A força motriz da imagem, no entanto, está na expressão no rosto de Lorde. Desde que Da Vinci eternizou a sua Mona Lisa, sabemos da importância que um sorriso e um olhar têm para expandir o potencial interpretativo de uma obra de arte. Na capa de Melodrama, Ella não parece estar completamente feliz nem completamente triste, mas em êxtase, aguardando a próxima oportunidade para agir de alguma forma. O seu olhar não é agressivo, mas mesmo assim penetra e persegue o espectador, provocando-o a sentir todas as emoções que estão ali estampadas. É um convite, misterioso e tentador. O fato do lençol cobrir parte de seu corpo, enquanto ombros, peito e cabeça permanecem expostos aproxima um pouco a imagem da sensualidade clássica do romantismo, mas também não deixa de prezar pela vulnerabilidade da garota ali retratada. Ela está exposta, e isso a deixa confusa, mas também calma, porque esse é o preço que se paga por uma juventude bem aproveitada.
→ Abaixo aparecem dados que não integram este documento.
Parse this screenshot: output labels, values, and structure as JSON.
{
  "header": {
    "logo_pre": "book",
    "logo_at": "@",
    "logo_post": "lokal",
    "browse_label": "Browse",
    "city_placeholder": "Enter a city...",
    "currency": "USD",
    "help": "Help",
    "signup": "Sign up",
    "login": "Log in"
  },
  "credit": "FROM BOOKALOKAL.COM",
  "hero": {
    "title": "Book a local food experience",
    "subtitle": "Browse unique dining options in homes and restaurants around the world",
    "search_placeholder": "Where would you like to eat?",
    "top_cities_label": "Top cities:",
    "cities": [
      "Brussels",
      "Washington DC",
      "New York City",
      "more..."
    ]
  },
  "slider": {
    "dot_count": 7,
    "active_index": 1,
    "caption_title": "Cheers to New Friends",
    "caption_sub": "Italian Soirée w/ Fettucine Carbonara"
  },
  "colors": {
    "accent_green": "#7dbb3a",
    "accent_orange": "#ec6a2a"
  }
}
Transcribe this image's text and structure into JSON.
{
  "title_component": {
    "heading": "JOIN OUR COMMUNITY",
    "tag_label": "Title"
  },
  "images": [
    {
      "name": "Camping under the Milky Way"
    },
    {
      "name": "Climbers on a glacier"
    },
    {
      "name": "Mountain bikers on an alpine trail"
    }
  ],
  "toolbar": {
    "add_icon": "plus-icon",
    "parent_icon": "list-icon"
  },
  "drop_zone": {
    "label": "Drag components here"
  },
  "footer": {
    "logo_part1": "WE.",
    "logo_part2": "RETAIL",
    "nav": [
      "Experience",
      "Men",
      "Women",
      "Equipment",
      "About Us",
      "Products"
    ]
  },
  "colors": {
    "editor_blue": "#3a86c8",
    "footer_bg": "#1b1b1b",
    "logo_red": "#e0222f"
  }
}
A capa do álbum se tornou, sem dúvidas, a imagem mais representativa da era Melodrama na carreira da artista. É um retrato melancólico de tudo que Ella tentou exprimir em suas composições, cheias de nostalgia e dúvida, mas que ainda apresenta uma energia vibrante no centro de tudo. Creio que, no final das contas, é isso que a junção das cores e texturas de McKinniss tanto me lembra: um coração pulsante e dramático, que é justamente o que faz com que os jovens-adultos de hoje em dia sintam tanto e tão intensamente.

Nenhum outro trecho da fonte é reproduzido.